While Rajapakse was forced to impose a national lockdown on March 20 last year it began removing restrictions and reopening the economy in mid-April. Since then his government has opposed a national lockdown, ignoring rising case numbers and urgent appeals by medical experts. Sri Lanka’s parliamentary opposition parties—the Samagi Jana Balawegaya, United National Party, Janatha Vimukthi Peramuna and the Tamil National Alliance—are all backing the government’s big-business policies.

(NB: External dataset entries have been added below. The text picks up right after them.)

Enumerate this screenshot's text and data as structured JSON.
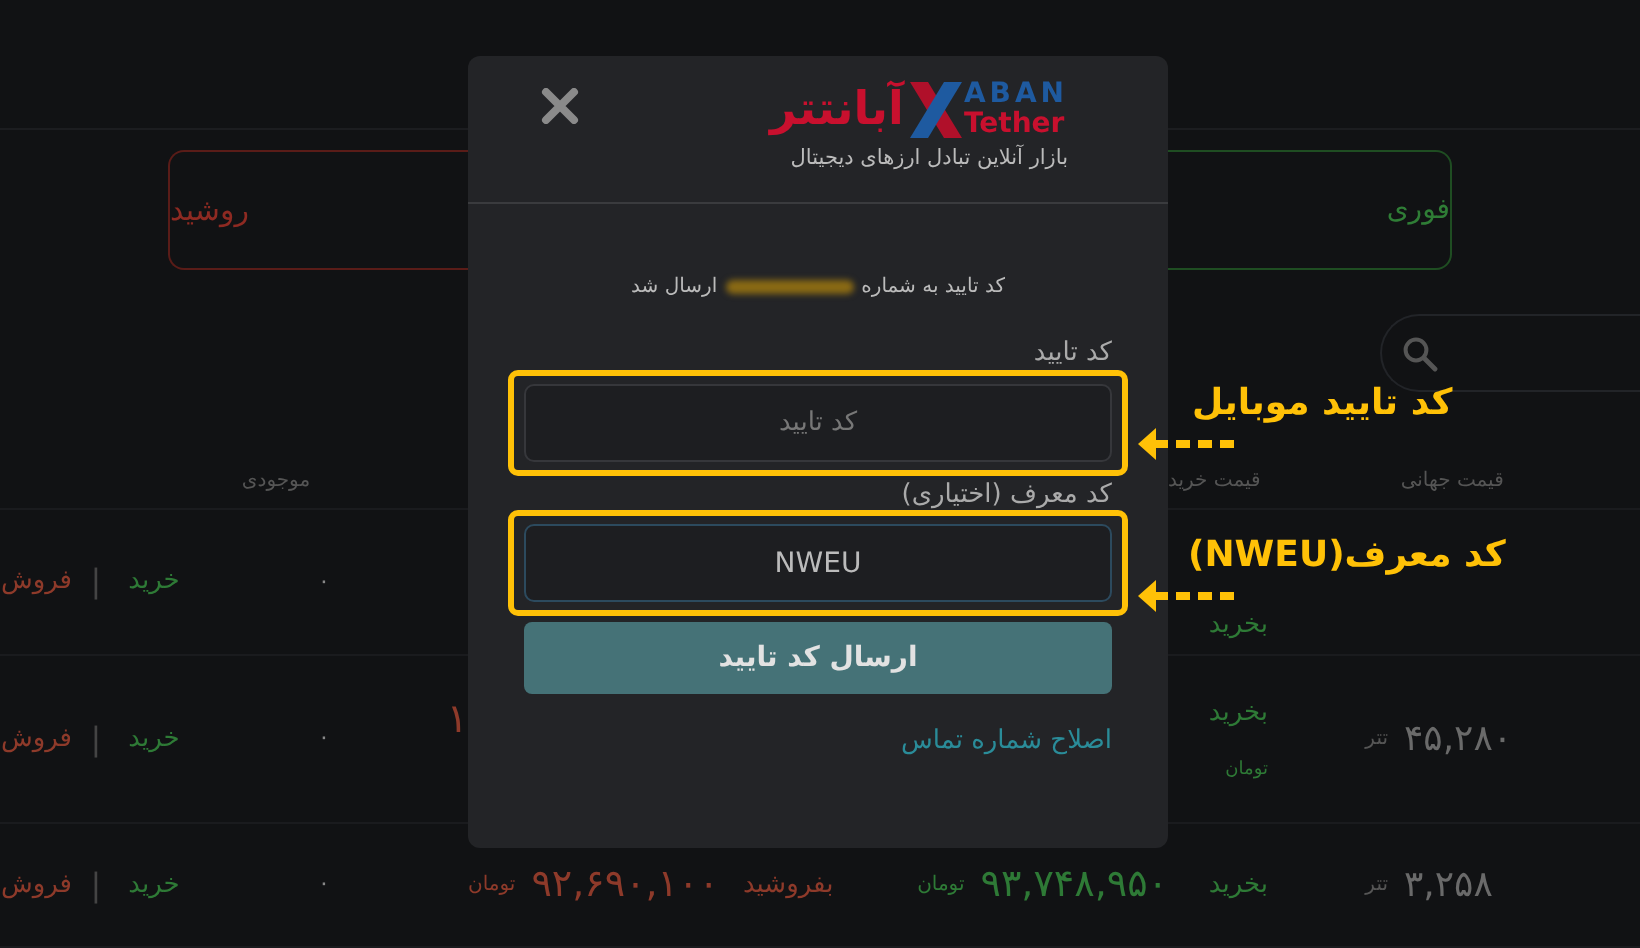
{
  "background": {
    "sell_tab": {
      "label": "روشید"
    },
    "buy_tab": {
      "label": "فوری"
    },
    "columns_left": [
      "موجودی"
    ],
    "columns_right": [
      "قیمت جهانی",
      "قیمت خرید"
    ],
    "rows": [
      {
        "sell": "فروش",
        "separator": "|",
        "buy": "خرید",
        "stock": "۰",
        "buy_label": "بخرید"
      },
      {
        "sell": "فروش",
        "separator": "|",
        "buy": "خرید",
        "stock": "۰",
        "sell_price_fragment": "۱",
        "buy_label": "بخرید",
        "buy_unit": "تومان",
        "global_unit": "تتر",
        "global_price": "۴۵,۲۸۰"
      },
      {
        "sell": "فروش",
        "separator": "|",
        "buy": "خرید",
        "stock": "۰",
        "sell_unit": "تومان",
        "sell_price": "۹۲,۶۹۰,۱۰۰",
        "sell_label": "بفروشید",
        "buy_unit_mid": "تومان",
        "buy_price": "۹۳,۷۴۸,۹۵۰",
        "buy_label": "بخرید",
        "global_unit": "تتر",
        "global_price": "۳,۲۵۸"
      }
    ]
  },
  "modal": {
    "logo": {
      "latin_top": "ABAN",
      "latin_bottom": "Tether",
      "persian": "آبانتتر"
    },
    "tagline": "بازار آنلاین تبادل ارزهای دیجیتال",
    "message_before": "کد تایید به شماره",
    "message_after": "ارسال شد",
    "fields": [
      {
        "label": "کد تایید",
        "placeholder": "کد تایید",
        "focused": false,
        "highlighted": true
      },
      {
        "label": "کد معرف (اختیاری)",
        "value": "NWEU",
        "focused": true,
        "highlighted": true
      }
    ],
    "submit": "ارسال کد تایید",
    "link": "اصلاح شماره تماس"
  },
  "annotations": [
    {
      "text": "کد تایید موبایل"
    },
    {
      "text": "کد معرف(NWEU)"
    }
  ]
}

The sudden rise of COVID-19 infections in the past two weeks, along with warnings from the WHO and other experts, means that Sri Lanka faces a medical and social catastrophe. The criminal reaction of the government, and its call for the masses to “live with the virus,” requires an independent political response by the working class.
All non-essential factories and workplaces and schools must be closed down. Workers in non-essential services must be provided with full income compensation and all those employed in essential services provided with full health protection.
In order to fight for this program, workers must break from pro-capitalist trade unions and establish their own independent action committees. This struggle has to be connected with the immediate investment of billions of rupees in the health sector to protect frontline workers, update and advance health facilities and fully vaccinate the masses. This perspective can only be carried out in the fight for socialist policies.
As the International Committee of the Fourth International (ICFI) and all its national sections have insisted that no country is immune from the pandemic until it is eradicated globally. For this, the efforts of international working class must be coordinated on the basis of international socialist program. There is no national solution to the pandemic.